There is also a much bigger audience watching this than just the American courts. Regulators in other countries are paying close attention to whatever commission rate gets set here, because they plan to use it as a benchmark for what Apple can charge in their own markets.
Apple’s filing says it plainly: no fee-setting proceeding should happen under what it calls the false premise that it willfully broke the rules.
How We Got Here
The backstory begins with a 2021 court order requiring Apple to allow developers to direct users to external payment options.
Apple technically allowed those links, but it kept charging fees only slightly lower than its standard cut.
Courts found that the arrangement violated the spirit of the injunction, and Apple was held in contempt. By April 2025, a judge had barred Apple from collecting any fee at all on those transactions.
Apple appealed, and the Ninth Circuit agreed Apple had violated the original order but also said Apple deserves some payment for its platform technology.
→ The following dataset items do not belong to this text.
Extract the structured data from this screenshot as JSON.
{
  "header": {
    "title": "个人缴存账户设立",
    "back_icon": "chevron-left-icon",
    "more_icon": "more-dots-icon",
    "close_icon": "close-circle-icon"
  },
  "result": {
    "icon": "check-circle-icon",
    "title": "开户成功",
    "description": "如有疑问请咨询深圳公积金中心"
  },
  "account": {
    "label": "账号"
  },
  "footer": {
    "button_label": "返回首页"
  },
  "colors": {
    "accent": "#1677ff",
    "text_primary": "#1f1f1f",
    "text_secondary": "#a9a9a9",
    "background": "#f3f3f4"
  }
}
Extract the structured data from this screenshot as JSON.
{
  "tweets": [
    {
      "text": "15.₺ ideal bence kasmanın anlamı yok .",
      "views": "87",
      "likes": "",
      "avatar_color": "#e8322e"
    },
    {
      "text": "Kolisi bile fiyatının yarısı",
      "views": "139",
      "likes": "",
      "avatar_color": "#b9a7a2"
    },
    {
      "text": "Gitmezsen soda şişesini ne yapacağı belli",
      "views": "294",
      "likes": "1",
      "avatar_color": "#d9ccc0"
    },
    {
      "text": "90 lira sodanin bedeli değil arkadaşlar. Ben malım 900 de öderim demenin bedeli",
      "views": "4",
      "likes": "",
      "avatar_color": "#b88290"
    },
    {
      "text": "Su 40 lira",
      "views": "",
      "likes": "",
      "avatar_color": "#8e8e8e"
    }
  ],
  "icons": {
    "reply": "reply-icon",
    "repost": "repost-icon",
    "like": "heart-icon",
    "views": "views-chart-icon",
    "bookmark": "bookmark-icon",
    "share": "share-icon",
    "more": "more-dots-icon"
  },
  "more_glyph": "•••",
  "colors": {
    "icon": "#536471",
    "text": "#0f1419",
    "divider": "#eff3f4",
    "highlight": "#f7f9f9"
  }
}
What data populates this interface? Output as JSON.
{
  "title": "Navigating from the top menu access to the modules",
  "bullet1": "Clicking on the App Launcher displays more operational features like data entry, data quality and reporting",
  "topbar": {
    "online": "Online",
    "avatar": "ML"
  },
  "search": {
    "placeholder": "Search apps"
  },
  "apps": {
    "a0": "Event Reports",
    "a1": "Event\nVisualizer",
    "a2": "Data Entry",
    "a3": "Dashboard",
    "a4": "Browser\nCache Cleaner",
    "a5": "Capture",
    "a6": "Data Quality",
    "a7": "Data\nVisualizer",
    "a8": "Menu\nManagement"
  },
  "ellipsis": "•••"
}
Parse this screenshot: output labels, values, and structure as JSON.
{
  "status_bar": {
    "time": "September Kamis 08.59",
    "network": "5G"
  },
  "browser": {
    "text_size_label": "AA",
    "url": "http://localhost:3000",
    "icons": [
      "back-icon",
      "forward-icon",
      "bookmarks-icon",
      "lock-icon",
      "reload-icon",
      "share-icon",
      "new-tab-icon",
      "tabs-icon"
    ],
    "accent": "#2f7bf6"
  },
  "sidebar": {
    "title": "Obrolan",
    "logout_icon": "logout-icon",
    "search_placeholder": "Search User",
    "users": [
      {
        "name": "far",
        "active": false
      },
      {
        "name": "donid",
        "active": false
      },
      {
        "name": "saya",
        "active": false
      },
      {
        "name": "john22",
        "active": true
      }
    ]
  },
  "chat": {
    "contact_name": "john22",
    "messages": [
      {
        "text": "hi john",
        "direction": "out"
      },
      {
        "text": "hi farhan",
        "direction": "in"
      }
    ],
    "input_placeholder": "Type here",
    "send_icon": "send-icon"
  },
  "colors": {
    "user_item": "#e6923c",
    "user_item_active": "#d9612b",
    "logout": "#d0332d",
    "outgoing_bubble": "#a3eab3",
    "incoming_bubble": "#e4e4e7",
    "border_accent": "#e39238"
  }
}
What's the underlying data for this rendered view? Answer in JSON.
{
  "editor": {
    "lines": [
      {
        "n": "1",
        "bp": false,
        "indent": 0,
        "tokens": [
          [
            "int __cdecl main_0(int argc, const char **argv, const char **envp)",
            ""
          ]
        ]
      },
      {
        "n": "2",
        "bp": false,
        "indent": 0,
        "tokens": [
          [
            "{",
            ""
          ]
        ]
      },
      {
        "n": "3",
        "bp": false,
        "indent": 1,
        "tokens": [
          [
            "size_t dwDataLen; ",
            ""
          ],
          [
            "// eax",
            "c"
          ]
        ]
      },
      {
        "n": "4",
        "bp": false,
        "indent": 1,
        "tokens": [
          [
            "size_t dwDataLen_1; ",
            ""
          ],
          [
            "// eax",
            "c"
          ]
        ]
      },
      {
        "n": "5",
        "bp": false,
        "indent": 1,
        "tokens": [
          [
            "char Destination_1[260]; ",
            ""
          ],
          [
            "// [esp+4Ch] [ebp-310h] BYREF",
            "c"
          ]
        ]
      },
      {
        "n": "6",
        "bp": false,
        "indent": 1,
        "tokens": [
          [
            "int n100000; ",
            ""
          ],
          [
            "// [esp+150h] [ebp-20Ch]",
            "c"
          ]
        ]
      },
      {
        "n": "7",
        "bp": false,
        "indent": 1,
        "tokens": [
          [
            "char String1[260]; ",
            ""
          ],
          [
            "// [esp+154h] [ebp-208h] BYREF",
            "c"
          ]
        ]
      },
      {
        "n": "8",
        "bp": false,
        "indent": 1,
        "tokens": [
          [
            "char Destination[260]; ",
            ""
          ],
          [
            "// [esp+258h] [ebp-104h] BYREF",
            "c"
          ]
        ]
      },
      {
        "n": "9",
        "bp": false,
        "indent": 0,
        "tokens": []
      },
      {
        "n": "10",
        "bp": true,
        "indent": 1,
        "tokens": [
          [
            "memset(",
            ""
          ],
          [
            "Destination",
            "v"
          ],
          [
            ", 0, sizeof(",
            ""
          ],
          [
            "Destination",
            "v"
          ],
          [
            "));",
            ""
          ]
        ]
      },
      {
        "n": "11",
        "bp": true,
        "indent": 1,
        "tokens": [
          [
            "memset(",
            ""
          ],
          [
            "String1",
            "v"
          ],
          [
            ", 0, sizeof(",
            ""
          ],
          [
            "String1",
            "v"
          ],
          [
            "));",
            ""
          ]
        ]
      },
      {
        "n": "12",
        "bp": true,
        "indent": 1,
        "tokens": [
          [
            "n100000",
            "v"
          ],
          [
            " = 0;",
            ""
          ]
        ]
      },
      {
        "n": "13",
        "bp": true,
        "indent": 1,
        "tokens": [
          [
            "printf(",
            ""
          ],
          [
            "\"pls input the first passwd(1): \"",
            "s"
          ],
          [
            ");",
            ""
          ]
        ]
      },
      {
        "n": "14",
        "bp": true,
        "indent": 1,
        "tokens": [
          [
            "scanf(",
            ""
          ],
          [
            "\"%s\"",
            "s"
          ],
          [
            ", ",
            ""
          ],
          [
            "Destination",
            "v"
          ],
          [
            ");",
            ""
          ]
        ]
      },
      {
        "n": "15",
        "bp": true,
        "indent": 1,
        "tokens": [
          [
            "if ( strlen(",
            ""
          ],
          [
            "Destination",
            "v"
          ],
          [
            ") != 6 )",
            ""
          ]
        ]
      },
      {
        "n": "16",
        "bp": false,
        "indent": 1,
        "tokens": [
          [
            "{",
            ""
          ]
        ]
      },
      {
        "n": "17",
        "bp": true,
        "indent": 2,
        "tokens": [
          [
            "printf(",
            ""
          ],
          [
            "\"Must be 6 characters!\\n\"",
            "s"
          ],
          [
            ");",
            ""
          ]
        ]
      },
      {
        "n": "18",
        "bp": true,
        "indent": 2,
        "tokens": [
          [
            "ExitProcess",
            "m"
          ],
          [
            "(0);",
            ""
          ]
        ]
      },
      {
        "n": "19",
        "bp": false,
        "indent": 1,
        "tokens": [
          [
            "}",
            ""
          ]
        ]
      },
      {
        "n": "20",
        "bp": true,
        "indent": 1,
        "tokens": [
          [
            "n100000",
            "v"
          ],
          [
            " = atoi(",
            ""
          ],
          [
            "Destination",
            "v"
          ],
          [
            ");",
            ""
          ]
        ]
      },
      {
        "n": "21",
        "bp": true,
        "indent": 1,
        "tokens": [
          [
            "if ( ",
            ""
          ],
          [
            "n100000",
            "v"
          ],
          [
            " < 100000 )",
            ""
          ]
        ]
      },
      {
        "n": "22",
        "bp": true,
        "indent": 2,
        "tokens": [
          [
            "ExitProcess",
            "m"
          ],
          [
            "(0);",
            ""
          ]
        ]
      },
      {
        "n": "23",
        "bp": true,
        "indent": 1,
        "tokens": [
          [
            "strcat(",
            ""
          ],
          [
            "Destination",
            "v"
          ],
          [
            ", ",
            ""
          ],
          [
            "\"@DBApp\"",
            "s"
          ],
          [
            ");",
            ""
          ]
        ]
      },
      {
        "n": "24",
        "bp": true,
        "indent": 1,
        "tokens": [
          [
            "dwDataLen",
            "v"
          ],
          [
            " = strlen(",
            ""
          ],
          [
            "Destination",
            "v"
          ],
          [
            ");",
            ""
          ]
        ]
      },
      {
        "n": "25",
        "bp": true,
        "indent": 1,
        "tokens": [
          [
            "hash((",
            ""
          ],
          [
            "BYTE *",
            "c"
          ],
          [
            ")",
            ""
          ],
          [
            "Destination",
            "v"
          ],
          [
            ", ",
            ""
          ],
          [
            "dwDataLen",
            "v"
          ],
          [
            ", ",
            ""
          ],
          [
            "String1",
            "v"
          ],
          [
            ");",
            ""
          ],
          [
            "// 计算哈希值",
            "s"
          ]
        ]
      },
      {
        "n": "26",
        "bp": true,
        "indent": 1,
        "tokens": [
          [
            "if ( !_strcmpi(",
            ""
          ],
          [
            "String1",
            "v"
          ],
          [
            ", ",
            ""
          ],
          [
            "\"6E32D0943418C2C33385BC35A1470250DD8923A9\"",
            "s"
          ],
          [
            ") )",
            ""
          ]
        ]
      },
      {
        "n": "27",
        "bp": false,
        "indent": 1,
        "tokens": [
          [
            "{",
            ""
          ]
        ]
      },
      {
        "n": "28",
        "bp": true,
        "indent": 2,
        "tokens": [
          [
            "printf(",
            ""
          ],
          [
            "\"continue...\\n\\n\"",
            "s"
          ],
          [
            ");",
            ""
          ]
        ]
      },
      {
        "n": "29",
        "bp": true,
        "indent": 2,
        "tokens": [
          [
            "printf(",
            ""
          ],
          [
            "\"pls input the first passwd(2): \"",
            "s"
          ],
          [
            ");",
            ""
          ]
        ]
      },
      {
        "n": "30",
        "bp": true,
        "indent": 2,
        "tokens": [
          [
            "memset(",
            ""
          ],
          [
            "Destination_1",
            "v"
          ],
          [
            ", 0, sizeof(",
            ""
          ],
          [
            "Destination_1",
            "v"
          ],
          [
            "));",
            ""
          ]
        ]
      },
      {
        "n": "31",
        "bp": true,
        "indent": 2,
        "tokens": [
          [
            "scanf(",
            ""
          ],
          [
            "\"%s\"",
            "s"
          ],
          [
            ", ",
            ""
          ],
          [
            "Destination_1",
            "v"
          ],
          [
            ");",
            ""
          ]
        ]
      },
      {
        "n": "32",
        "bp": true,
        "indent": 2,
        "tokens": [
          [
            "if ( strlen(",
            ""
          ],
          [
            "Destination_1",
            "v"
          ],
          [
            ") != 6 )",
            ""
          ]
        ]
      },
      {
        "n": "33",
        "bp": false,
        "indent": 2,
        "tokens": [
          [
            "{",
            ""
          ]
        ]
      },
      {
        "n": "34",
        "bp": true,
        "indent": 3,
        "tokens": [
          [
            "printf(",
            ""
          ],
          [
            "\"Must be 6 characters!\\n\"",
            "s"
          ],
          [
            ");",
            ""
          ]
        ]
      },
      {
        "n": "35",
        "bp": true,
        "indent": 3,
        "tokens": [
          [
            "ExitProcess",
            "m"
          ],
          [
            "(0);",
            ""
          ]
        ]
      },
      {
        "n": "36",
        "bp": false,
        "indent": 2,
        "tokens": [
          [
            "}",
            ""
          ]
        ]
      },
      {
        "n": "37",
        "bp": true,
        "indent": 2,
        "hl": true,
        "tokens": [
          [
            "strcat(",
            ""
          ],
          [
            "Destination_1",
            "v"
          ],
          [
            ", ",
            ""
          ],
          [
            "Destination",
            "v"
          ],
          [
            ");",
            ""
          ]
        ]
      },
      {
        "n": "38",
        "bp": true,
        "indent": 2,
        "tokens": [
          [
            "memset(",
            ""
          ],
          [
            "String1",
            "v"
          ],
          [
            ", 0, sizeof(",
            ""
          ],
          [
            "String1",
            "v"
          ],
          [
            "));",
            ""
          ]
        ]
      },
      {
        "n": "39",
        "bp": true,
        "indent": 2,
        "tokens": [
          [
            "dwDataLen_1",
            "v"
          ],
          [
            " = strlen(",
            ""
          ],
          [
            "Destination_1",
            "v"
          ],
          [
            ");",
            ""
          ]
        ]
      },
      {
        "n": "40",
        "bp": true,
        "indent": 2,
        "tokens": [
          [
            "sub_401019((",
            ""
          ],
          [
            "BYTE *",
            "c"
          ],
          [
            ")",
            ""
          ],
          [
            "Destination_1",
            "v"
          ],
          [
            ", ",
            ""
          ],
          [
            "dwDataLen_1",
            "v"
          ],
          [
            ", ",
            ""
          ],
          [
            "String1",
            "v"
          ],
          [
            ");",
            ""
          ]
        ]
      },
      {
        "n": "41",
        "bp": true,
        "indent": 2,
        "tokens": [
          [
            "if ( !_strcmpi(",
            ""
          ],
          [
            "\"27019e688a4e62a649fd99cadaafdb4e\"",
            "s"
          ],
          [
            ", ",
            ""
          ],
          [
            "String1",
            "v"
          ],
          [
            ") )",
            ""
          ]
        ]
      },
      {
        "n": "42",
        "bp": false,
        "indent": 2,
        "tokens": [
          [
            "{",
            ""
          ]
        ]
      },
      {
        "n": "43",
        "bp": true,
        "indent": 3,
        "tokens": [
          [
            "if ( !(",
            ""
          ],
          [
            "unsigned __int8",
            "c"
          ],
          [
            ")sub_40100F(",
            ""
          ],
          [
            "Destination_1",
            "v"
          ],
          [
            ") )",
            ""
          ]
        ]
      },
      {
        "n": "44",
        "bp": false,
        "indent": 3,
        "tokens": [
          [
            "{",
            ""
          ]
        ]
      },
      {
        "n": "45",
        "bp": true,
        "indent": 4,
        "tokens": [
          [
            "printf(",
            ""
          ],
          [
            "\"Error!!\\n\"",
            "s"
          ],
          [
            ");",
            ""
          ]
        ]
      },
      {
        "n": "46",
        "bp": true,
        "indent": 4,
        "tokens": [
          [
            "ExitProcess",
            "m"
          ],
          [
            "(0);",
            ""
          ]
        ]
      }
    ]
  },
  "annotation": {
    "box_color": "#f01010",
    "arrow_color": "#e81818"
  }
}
So the appeals court sent the case back to a lower court to figure out a fair number. That fee-calculation process is exactly what Apple wants the Supreme Court to put on ice.
What Happens Next Depends on One Decision
The Ninth Circuit initially agreed to pause things while Apple prepared its Supreme Court petition, but reversed that decision after Epic Games pushed back.
Now Apple is making the same request to a higher court, and the deadline is uncomfortably tight. The mandate sending this back to the district court was set to kick in on May 5.
Apple has signaled its filing could double as a petition asking the Supreme Court to hear the case outright.
One of the central questions Apple wants the justices to address is whether the original injunction applies only to Epic or to every developer in the country. That distinction alone could reshape how the whole App Store operates for years.